Carrecastro

Ya dimos hace tiempo un paseo por Carrecastro, ese cerro que se desprende del páramo de los Torozos a uno dos kilómetros de Tordesillas, dejando a Velilla atrapada entre las dos alturas. Pero, desde entonces, ha cambiado su fisonomía pues le han nacido cuatro molinos en su superficie. Si el paisaje del páramo cambia cuando lo siembran de molinos, imagínate el de una superficie de menos de un kilómetro cuadrado con cuatro de esos gigantes… Ya no será nunca el mismo. El viejo cerro de Carrescastro es otra cosa, producto de ese curioso progreso que cierra nucleares y térmicas, aumenta hasta límites insospechados el precio de la luz y deja inmensas cagadonas con aspas por toda nuestra geografía. Y me temo que nos vamos a tener que acostumbrar, pues se han aliado políticos, ecologistas y grandes empresas contra el resto, o sea, contra el ciudadano medio.

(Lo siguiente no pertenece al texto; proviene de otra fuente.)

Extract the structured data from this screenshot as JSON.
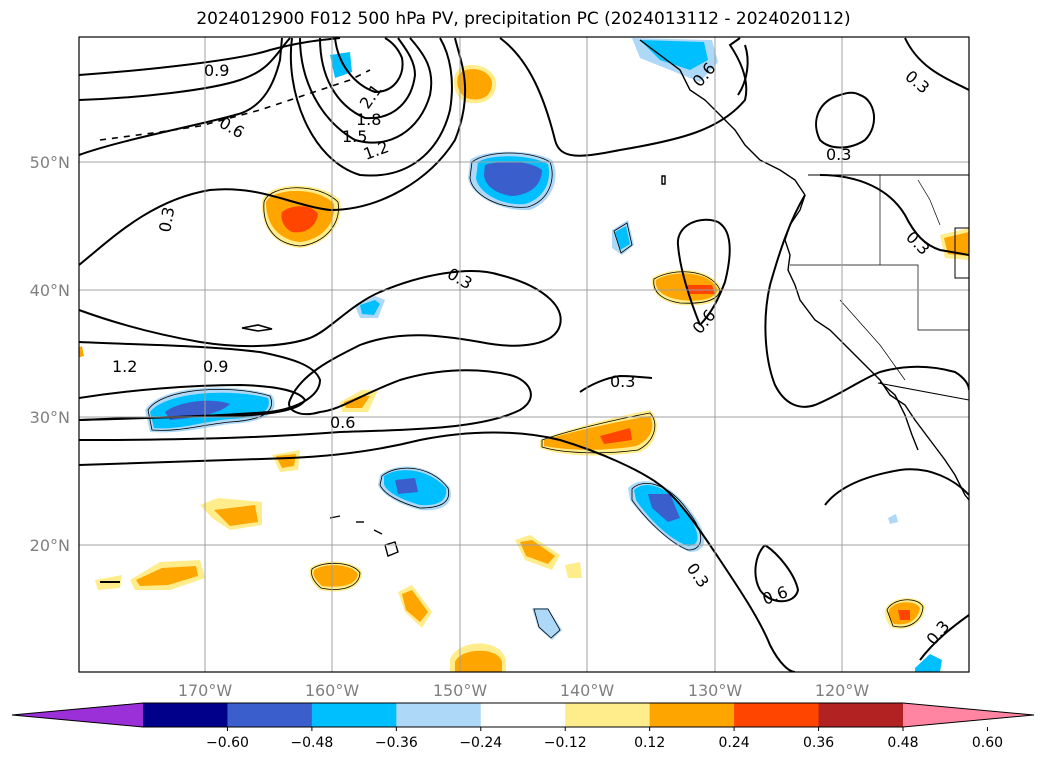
{
  "title": "2024012900 F012 500 hPa PV, precipitation PC (2024013112 - 2024020112)",
  "map": {
    "lat_labels": [
      "50°N",
      "40°N",
      "30°N",
      "20°N"
    ],
    "lon_labels": [
      "170°W",
      "160°W",
      "150°W",
      "140°W",
      "130°W",
      "120°W"
    ],
    "contour_labels": [
      "0.9",
      "0.6",
      "2.1",
      "1.8",
      "1.5",
      "1.2",
      "0.3",
      "0.3",
      "0.6",
      "0.3",
      "0.6",
      "0.3",
      "0.3",
      "1.2",
      "0.9",
      "0.3",
      "0.6",
      "0.3",
      "0.6",
      "0.3"
    ]
  },
  "colorbar": {
    "ticks": [
      "−0.60",
      "−0.48",
      "−0.36",
      "−0.24",
      "−0.12",
      "0.12",
      "0.24",
      "0.36",
      "0.48",
      "0.60"
    ],
    "colors": [
      "#9b30d9",
      "#00008b",
      "#3a5fcd",
      "#00bfff",
      "#add8f7",
      "#ffffff",
      "#ffec8b",
      "#ffa500",
      "#ff4500",
      "#b22222",
      "#ff85a2"
    ]
  }
}
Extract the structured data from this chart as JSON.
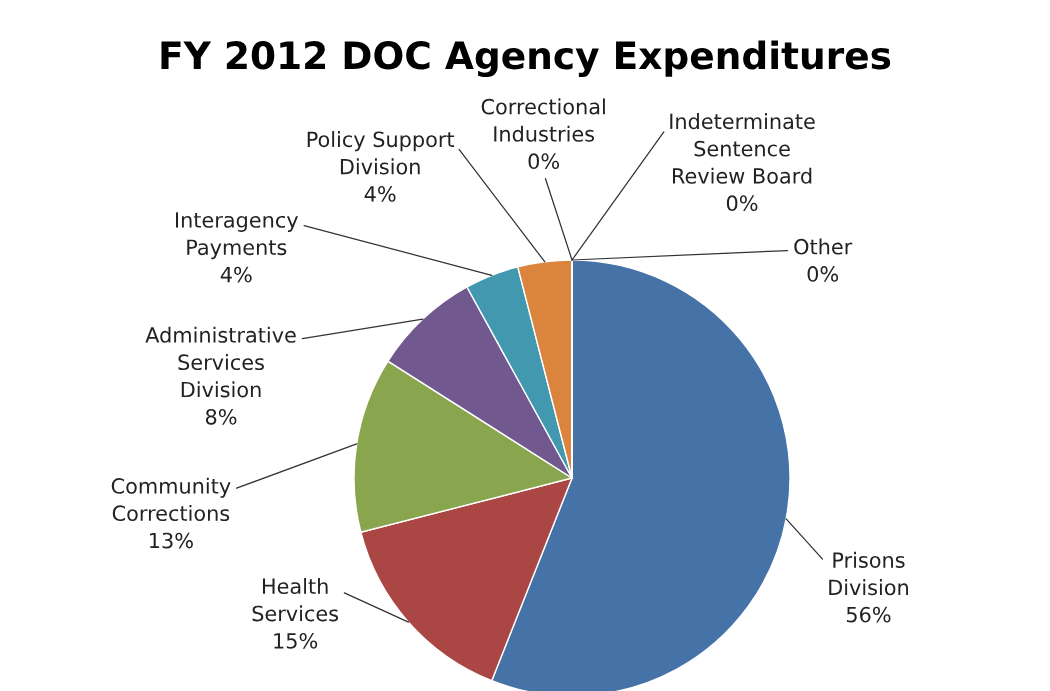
{
  "chart_data": {
    "type": "pie",
    "title": "FY 2012 DOC Agency Expenditures",
    "categories": [
      "Prisons\nDivision",
      "Health\nServices",
      "Community\nCorrections",
      "Administrative\nServices\nDivision",
      "Interagency\nPayments",
      "Policy Support\nDivision",
      "Correctional\nIndustries",
      "Indeterminate\nSentence\nReview Board",
      "Other"
    ],
    "values": [
      56,
      15,
      13,
      8,
      4,
      4,
      0,
      0,
      0
    ],
    "value_labels": [
      "56%",
      "15%",
      "13%",
      "8%",
      "4%",
      "4%",
      "0%",
      "0%",
      "0%"
    ],
    "colors": [
      "#4572a7",
      "#aa4643",
      "#89a54e",
      "#71588f",
      "#4198af",
      "#db843d",
      "#93a9cf",
      "#d19392",
      "#b9cd96"
    ]
  }
}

Bajo los pinos, desde Villavieja

Bueno, también lo pasan mal las aves, que no tienen ninguna culpa. En este paseo vi cómo un milano rojo cruzaba –jugándose el cuello- entre dos aspas en movimiento.

Villavieja

Recorrí el sendero que, a modo de corona, discurre por el bocacerral. También ha cambiado algo, pues en la zona sur, donde es un verdadero sendero por su estrechez, se ha tornado intransitable debido al crecimiento de las ramas de los pinos. En el resto, siendo más ancho, está cubierto de abundante hierba verde, supongo que será debido a la estación. En uno de los pasos me topé con tres tímidos corzos. En la ladera sus pude ver una cueva abierta entre yesos y calizas. También hemos perdido algo de vistas por el crecimiento de los pinos carrasqueños; a pesar de todo sigue siendo un excelente mirador de Tordesillas, el  valle del Duero –al fondo, el perfil de Serrada y alguna torre de Rueda-  y la llanura toresana.

Matilla al fondo

Me acerqué a Velilla y a Villavieja –hay buenos caminos- para seguir observando los cerros y páramos en los que muere Torozos. Todo está verde, con el cereal empezando a crecer y con  algunos pinarillos especialmente relucientes por el viento, el sol y el agua caída. Aunque estamos en invierno, parecía haber llegado la primavera pues se cumplía al pie de la letra aquella poesía de Machado:

Lluvia y sol. Ya se oscurece
el campo, ya se ilumina;
allí un cerro desparece,
allá surge una colina

Hacia el norte. Lo primero que destaca son los «huertos solares»

Carrecastro sigue guardando –bien enterrado, eso sí- el castro que le dio nombre…  Ya no pasa la cañada leonesa por su falda este, ni la colada de Toro por la  norte, aunque ahora sus vargas están cubiertas de pinos. Sigue siendo la avanzadilla del páramo que quiere asomarse al Duero…  y, desde hace algo más de un año es, además, una plataforma que arrebata a los vientos su energía. A este paso,  ¿cómo se verá cuando pasen unos pocos siglos?